Yen Crosses Rally with Capital Markets
Following in the wake created by the global equities market, the risk-sensitive yen crosses rose between 1.1 (AUD/JPY) and 0.3 percent (CHF/JPY) to start the week. With heavier gains skewed in favor of the more carry intensive pairs, there is certainly a ‘risk’ element to the move. However, there may also be a factor ofgrowing optimism of a BoJ stimulus upgrade. BoJ Governor Kuroda remarked early Monday that he could act at any time, but there was little expected drag from next week’s tax hike. Both the yen and JGBs seem to be holding out hope.
British Pound: Carney to Speak on BoE Strategy Ahead of Minutes, Jobs Report
The sterling continues to find itself adrift and at the mercy of stronger counterparts – for GBP/USD, this has translated into a listlessness above 1.6600. The next 48 hours, however, may provide us with some charge from the sterling. In Tuesday’s session, Chancellor Osborne is expected to announce outgoing BoE Deputy Governor Charlie Bean’s replacement at as voter at the central bank and BoE Governor Mark Carney will speak on the group’s long-term strategic plan after a review by McKinsey & Co. Wednesday, we have BoE minutes and jobs data.

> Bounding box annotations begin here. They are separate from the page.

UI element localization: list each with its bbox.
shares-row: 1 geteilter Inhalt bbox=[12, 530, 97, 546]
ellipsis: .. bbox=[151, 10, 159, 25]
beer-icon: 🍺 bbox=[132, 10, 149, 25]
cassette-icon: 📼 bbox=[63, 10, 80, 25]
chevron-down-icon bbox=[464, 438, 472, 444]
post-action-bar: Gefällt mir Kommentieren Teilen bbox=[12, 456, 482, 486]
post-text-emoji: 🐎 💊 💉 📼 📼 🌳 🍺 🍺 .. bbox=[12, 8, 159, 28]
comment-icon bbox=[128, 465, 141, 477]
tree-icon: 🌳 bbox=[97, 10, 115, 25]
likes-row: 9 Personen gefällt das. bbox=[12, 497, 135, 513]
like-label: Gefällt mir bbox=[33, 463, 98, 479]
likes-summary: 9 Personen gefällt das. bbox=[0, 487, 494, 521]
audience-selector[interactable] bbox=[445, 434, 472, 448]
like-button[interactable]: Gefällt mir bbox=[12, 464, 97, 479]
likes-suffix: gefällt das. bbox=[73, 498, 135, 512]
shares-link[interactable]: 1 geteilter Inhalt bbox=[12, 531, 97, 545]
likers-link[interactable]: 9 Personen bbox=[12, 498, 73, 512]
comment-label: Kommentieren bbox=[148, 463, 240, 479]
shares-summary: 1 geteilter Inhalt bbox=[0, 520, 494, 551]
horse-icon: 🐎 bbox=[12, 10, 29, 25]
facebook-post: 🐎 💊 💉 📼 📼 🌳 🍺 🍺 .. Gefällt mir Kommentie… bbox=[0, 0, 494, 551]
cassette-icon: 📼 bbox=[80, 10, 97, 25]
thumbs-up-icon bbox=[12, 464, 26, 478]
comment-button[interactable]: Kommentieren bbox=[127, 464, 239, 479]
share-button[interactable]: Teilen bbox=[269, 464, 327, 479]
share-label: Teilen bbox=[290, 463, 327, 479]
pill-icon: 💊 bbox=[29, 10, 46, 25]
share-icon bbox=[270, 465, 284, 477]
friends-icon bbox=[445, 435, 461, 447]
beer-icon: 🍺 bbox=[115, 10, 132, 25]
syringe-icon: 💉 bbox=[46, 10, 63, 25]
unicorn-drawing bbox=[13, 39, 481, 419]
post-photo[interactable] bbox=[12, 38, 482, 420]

Australian Dollar Rebounds as Rate Cut Speculation Eases Further
A universal rally from the Aussie dollar that coincides with the general ‘risk’ bounce may lead some to believe the currency has regained its straightforward carry-yield appeal, but that is a relationship that will take time to repair. Yet, notable changes in monetary policy expectations from high-profile market participants may return the Aussie to its former glory. Westpac’s Chief Economist wrote off a further RBA hike in 2014.
New Zealand Dollar Looks to 4Q Current Account to Validate Rate Hike Regime
Last week, the RBNZ hiked its benchmark lending rate and Governor Wheeler made clear his intention to carry through with further tightening of the monetary policy reins through the coming two years. And yet, NZD/USD is still not above 0.8600. Those that were looking for the FX gains on renewed carry interest are no doubt concerned, and will watch data like the upcoming 4Q current account read for any uneven market impact.
Emerging Markets: Ruble Best Performer after Weekend Crimea Vote
According to exit polls, the Crimea referendum vote this weekend drew over 80 percent of eligible voters and over 95 percent choose to join the Russian Federation. As expected, the succession ballot was met with claims of illegality and threats of sanctions against Russia by the European Union and US. Yet, market showed little concern. The Markit Vectors Russia ETF rallied 3 percent and the Ruble 1 percent.
Gold Bugs Surprised by Lack of Market Fear Around Ukraine
Despite the risk of financial disruption due to the Crimea standoff, the bounce in risk trends has put off gold. The metal dropped 1.2 percent Monday – its biggest drop in two weeks – on the heaviest volume in the derivatives market in three months. This is a marked correction, but not yet a definitive trend change considering COT figures show net speculative long futures holdings rose the 11th time in 12 weeks’ last week.